X. CONCLUSION: THE MILTA, COMPASS
OF THE BUILDER
This article has traced a
philosophical arc from the sacred origin of dialectics to its modern
exhaustion, passing through all the great thinkers who diagnosed the problem
without taking the decisive step. This step Miltasophy takes: by proposing not
a reform of dialectics, not a horizontal alternative, but a change of
ontological dimensionality grounded in the geometry of the living.
The spiral is not a metaphor. It is
the structure that life itself has chosen to write itself: DNA, the caduceus,
the nautilus, the galaxy. It is the geometry that allows the same polarities to
be traversed at always different altitudes — without ever returning to the same
plane of existence. It is the answer to the Hegelian objection: this is not one
more synthesis, it is an exit upward.
Miltasophy thus constitutes an
autonomous philosophical discipline, irreducible to existing paradigms.
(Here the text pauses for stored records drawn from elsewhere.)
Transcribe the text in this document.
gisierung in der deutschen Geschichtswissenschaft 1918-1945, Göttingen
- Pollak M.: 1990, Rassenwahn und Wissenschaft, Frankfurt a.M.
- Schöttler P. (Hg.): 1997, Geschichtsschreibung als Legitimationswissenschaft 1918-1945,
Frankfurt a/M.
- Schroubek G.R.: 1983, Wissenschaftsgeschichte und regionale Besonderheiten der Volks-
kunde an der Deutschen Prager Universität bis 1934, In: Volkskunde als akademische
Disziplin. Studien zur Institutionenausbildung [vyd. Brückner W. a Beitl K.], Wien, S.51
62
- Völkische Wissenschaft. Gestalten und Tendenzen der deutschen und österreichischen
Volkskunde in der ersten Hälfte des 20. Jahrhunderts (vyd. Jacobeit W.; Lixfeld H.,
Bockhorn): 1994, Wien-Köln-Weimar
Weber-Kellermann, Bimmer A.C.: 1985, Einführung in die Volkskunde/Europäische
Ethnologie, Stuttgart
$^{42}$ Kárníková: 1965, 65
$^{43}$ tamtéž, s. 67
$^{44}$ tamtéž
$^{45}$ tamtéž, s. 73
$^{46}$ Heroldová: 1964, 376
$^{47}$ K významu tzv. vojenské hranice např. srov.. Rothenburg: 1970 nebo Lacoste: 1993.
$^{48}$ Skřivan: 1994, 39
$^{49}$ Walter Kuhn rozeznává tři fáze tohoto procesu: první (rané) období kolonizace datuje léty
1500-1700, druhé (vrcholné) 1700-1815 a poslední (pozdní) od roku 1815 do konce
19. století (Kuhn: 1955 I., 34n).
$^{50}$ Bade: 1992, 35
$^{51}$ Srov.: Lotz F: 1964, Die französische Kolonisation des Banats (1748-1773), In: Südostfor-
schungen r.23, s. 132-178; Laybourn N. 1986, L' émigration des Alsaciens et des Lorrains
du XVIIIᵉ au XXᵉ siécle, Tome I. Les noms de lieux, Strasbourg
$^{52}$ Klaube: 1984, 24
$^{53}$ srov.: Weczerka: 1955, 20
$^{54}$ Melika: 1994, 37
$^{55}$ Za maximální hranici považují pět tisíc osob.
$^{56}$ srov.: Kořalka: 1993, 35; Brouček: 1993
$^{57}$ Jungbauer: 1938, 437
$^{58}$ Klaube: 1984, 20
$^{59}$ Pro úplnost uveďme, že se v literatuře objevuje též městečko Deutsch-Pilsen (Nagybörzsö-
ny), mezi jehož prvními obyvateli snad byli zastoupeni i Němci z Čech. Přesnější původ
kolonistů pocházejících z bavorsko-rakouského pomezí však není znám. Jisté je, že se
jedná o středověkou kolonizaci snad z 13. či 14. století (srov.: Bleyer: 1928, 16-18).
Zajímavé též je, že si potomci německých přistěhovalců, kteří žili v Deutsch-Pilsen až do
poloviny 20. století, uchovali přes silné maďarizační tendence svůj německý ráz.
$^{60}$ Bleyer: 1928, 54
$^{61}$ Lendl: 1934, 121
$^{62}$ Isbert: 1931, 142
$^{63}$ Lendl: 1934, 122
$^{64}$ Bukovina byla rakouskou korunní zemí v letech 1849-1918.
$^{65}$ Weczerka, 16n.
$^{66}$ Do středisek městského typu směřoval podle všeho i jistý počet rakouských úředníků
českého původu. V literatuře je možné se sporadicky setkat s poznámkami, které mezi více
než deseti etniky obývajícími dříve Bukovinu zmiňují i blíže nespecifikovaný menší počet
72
It
situates itself neither in the analytic tradition nor in the continental
tradition — it contains both at the level of the Peshat, and transcends them at
the level of the Sod. It rediscovers, in the most ancient strata of human
hermeneutic tradition, the instrument that modernity had forgotten: the PaRDeS,
the ascending geometry of the real.
The Milta points the way. Man
builds it. And it is in this space — between the compass and the route — that
the entire dignity of the human adventure resides.